When I was a kid in the 1960s, my father was a car dealer, and his prize in a sales contest was a trip to Las Vegas. He took a tour of the Basin and Range country and heard about the Bureau of Land Management adoption program for wild horses and burros, which keeps their populations to manageable levels. So my brother and I got a burro, and we named him Rawhide, for the TV show that brought Clint Eastwood to stardom. Now more kids will need to get some burros, or the BLM may have to start killing them to keep their numbers in check.
"We know this is not a popular option, but we are at a critical point where we must consider using the legal authorities allowed us," the agency said this week. Another option is to "sell older and certain other unadopted animals without limitation to any willing buyers," which presumably would send them to slaughterhouses in Mexico or Canada. For information on the current sale program, click here. Wild horses and burros have no natural predators, and the BLM said "the cost of keeping these animals in holding facilities is spiraling out of control and preventing the agency from successfully managing other parts of the program." (Read more)
BLM auctions of horses and burros are attracting fewer buyers, because of recent increases in hay and energy prices and the closure of all U.S. horse slaughterhouses, which has led to a surplus, Marty Durlin reports for High Country News. For her video report, click here. The progam is not limited to the West. For example, the Mid-Atlantic Wild Horse & Burro Show will be held Aug. 2-3, at the Delaware State Fairground in Harrington. For a list of shows, click here.
Some horses in the wild were domesticated but abandoned, Pat Dawson reports for Time magazine. Montana livestock transporter John Chaffee told Dawson, "What can you do with all these horses? You can't bury 'em all. I have nothing against eating horse meat. I wouldn't eat it, but millions of people in the world do." Chaffee told Dawson he has stopped taking horses to a slaughter plant in southern Alberta, because of new trucking regulations and pressure from Canadian humane societies at border crossings. (Read more)
For an article from Feedstuffs FoodLink on a recent meeting in Washington on the horse crisis, click here.

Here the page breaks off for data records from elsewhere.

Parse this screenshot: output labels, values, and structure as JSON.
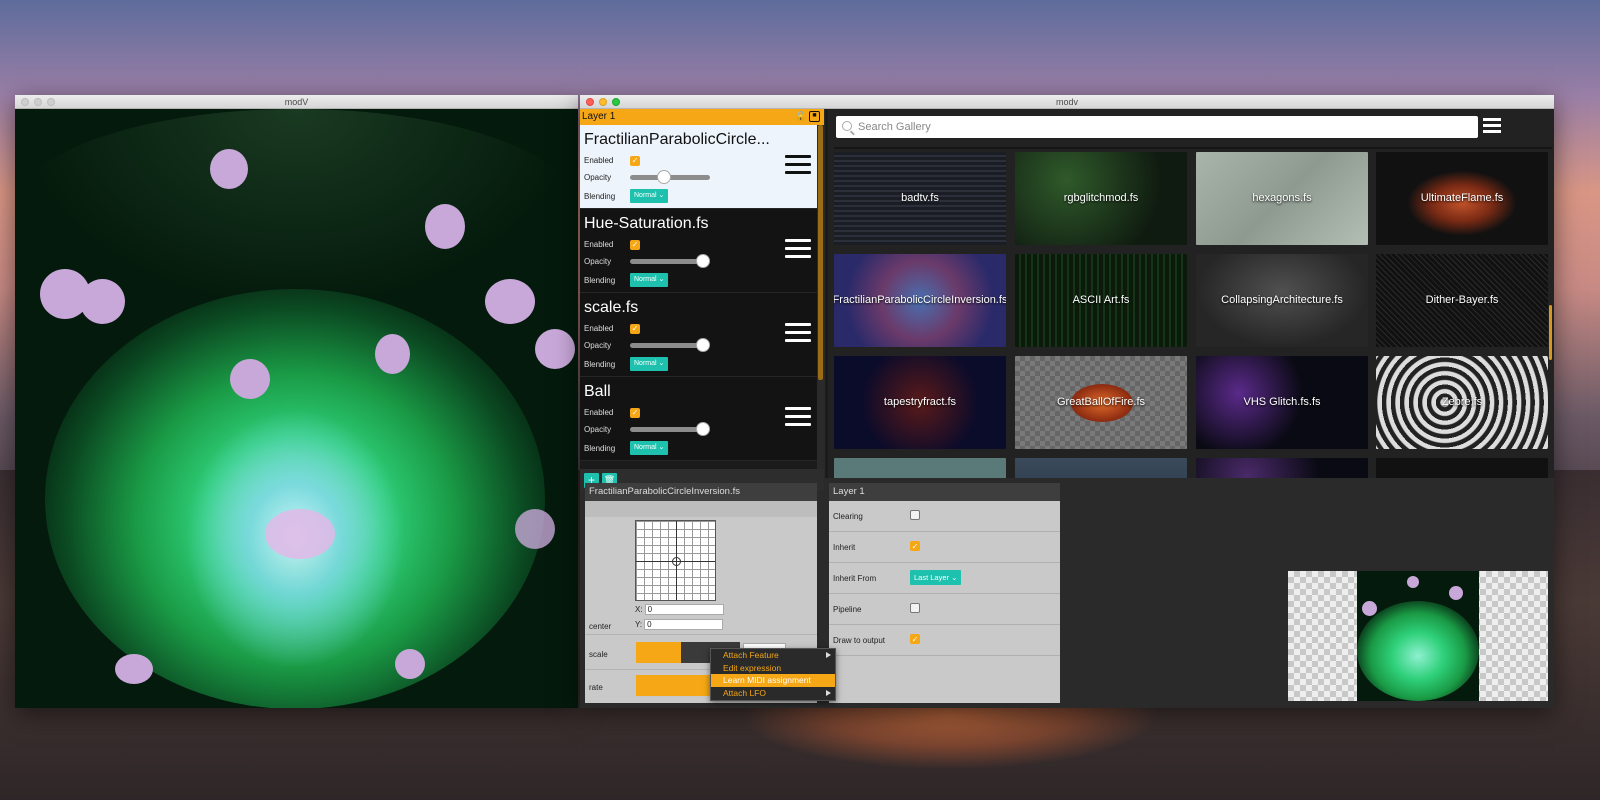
{
  "output_window": {
    "title": "modV"
  },
  "main_window": {
    "title": "modv"
  },
  "layer_panel": {
    "title": "Layer 1",
    "modules": [
      {
        "name": "FractilianParabolicCircle...",
        "enabled_label": "Enabled",
        "opacity_label": "Opacity",
        "blending_label": "Blending",
        "blend_mode": "Normal",
        "enabled": true,
        "opacity": 0.42,
        "active": true
      },
      {
        "name": "Hue-Saturation.fs",
        "enabled_label": "Enabled",
        "opacity_label": "Opacity",
        "blending_label": "Blending",
        "blend_mode": "Normal",
        "enabled": true,
        "opacity": 1.0,
        "active": false
      },
      {
        "name": "scale.fs",
        "enabled_label": "Enabled",
        "opacity_label": "Opacity",
        "blending_label": "Blending",
        "blend_mode": "Normal",
        "enabled": true,
        "opacity": 1.0,
        "active": false
      },
      {
        "name": "Ball",
        "enabled_label": "Enabled",
        "opacity_label": "Opacity",
        "blending_label": "Blending",
        "blend_mode": "Normal",
        "enabled": true,
        "opacity": 1.0,
        "active": false
      }
    ],
    "add_icon": "plus-icon",
    "delete_icon": "trash-icon"
  },
  "gallery": {
    "search_placeholder": "Search Gallery",
    "tiles": [
      "badtv.fs",
      "rgbglitchmod.fs",
      "hexagons.fs",
      "UltimateFlame.fs",
      "FractilianParabolicCircleInversion.fs",
      "ASCII Art.fs",
      "CollapsingArchitecture.fs",
      "Dither-Bayer.fs",
      "tapestryfract.fs",
      "GreatBallOfFire.fs",
      "VHS Glitch.fs.fs",
      "Zebre.fs"
    ]
  },
  "controls_panel": {
    "title": "FractilianParabolicCircleInversion.fs",
    "center_label": "center",
    "x_label": "X:",
    "x_value": "0",
    "y_label": "Y:",
    "y_value": "0",
    "scale_label": "scale",
    "rate_label": "rate"
  },
  "context_menu": {
    "items": [
      {
        "label": "Attach Feature",
        "submenu": true,
        "highlighted": false
      },
      {
        "label": "Edit expression",
        "submenu": false,
        "highlighted": false
      },
      {
        "label": "Learn MIDI assignment",
        "submenu": false,
        "highlighted": true
      },
      {
        "label": "Attach LFO",
        "submenu": true,
        "highlighted": false
      }
    ]
  },
  "layer_settings": {
    "title": "Layer 1",
    "clearing_label": "Clearing",
    "clearing": false,
    "inherit_label": "Inherit",
    "inherit": true,
    "inherit_from_label": "Inherit From",
    "inherit_from_value": "Last Layer",
    "pipeline_label": "Pipeline",
    "pipeline": false,
    "draw_to_output_label": "Draw to output",
    "draw_to_output": true
  },
  "colors": {
    "accent_orange": "#f5a715",
    "accent_teal": "#1dc1ad"
  }
}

For a PDF of proceedings of the meeting, sponsored by the American Horse Council, click here. UPDATE, July 20: In The New York Times, Felicity Barringer's situation piece includes this graf: "Some environmentalists and scientists have come to see the mustangs, which run wild from Montana to California, as top-of-the-food-chain bullies, invaders whose hooves and teeth disturb the habitats of endangered tortoises and desert birds."